可部線で元踏切の場所を立体交差するか踏切を閉鎖するか暫定的に残すか
とりあえず、可部線においても、以前廃止になった区間2kmを復活させようとすると、立体交差化して線路を敷設することが大前提となってしまう。施工が複雑でかつ用地買収なども必要な高架橋での建設だと、建設費はどれぐらい高額な物になるのか。できるだけ、昔通り、地平にレールを敷くような簡単な構造でやりたいというのが広島市やJRの本音だろう。
元あった踏切は6カ所。
それら道路との交差点に関して、選択肢は三つある。
- 立体交差化
- 踏切を閉鎖
- 暫定的に残す
立体交差化すると、それこそ2kmでも100億円近くなるのかな。費用対効果的にも難しいのでは。あと、旧可部線を跨ぐ形で国道とバイパス道の立体交差部分がすでに完成している。その道路を跨ぐ形で可部線がさらに高架線を……というのはできるのだろうか。
踏切の閉鎖は、地元住民との絡みがある。遠回りさせられる人たちにとっては承伏しきれない。最近、既存の第4種踏切に関しては、事故多発地点なので閉鎖やむなしという考え方もそれなりにあるようだが、可部駅付近はそれなりに都市化したところである。それぞれの踏切の交通量はどうなんだろうか。
基本、「残す」という選択肢がベターとも思う。
でも、それには国交省の道路部門、それに警察との折衝が必要になる。彼らが公共交通機関を整備するためのの論理を理解してくれるはずもない。たぶん、いい顔しないだろう。
踏切信号を付けるという選択肢もあるのかな。
1999年、名鉄美濃町線新関〜美濃間が廃止されたとき、その代替輸送の便宜を図るべく、残った美濃町線新関駅と長良川鉄道関駅を結ぶ300mのレールが新規に敷設されたが、その際、幹線道路との交差点には道路信号付きの踏切が設けられた。可部線もそういう処置でもしてもらってなんとか踏切設置を容認してもらえないか……
もちろん、
- 鉄道ないしは道路を立体交差化→踏切の事故を減らす→鉄道も自動車も安全運行
という政策に関しては誰も否定することはできない。実際、電車の運転士が一番怖がるのは、事故が起きる可能性の高い踏切だという。鉄道利用者や周辺の住民も恩恵を被る。踏切前後での一時停止、徐行もなくなるのでエコ運転という観点からもオススメ。

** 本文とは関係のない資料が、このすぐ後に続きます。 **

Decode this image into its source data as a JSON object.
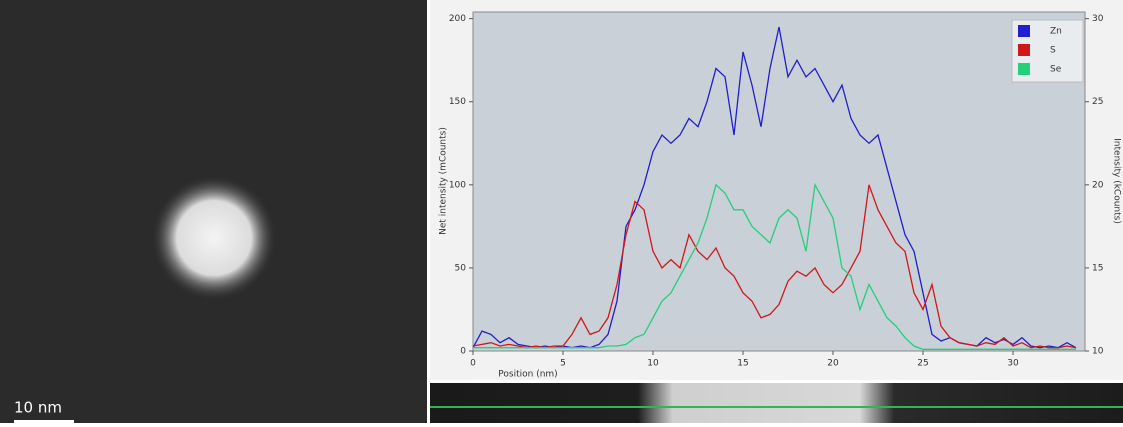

ただ、「鉄道の新線建設にあっても、原則として、道路との立体交差化を進めるものとする」という文言をあらゆるケースに当てはめようとしたから、ほんのわずかな区間であっても、立体交差化することが義務づけられるようになった。
いや、「立体交差化の工事に要する費用が立体交差化によって生ずる利益を著しく超えるもの」とあるし、必ず、踏切を設置しないといけないという義務化はない。実際、門司港ではそうなんだし。ケースバイケースでイイじゃないの。たいして利用がないローカル線っぽいところだし、まあええやん、と僕は思う。というか、多くの人はそう考えるんじゃないか。
ただ、そうやって新設した踏切にて人身事故が起きたら誰が責任を追及されるのか、ということもある。だから、必要以上にお役所というのは「原則」にこだわるのだろう。
可部線の廃止区間が自治体の整備でわずかと言えども蘇る……なかなか面白い取り組みなんだけど踏切を理由に行き詰まっているのはなんとかならんのかなあ……と、やっぱり思うのですが、それはまた別の話。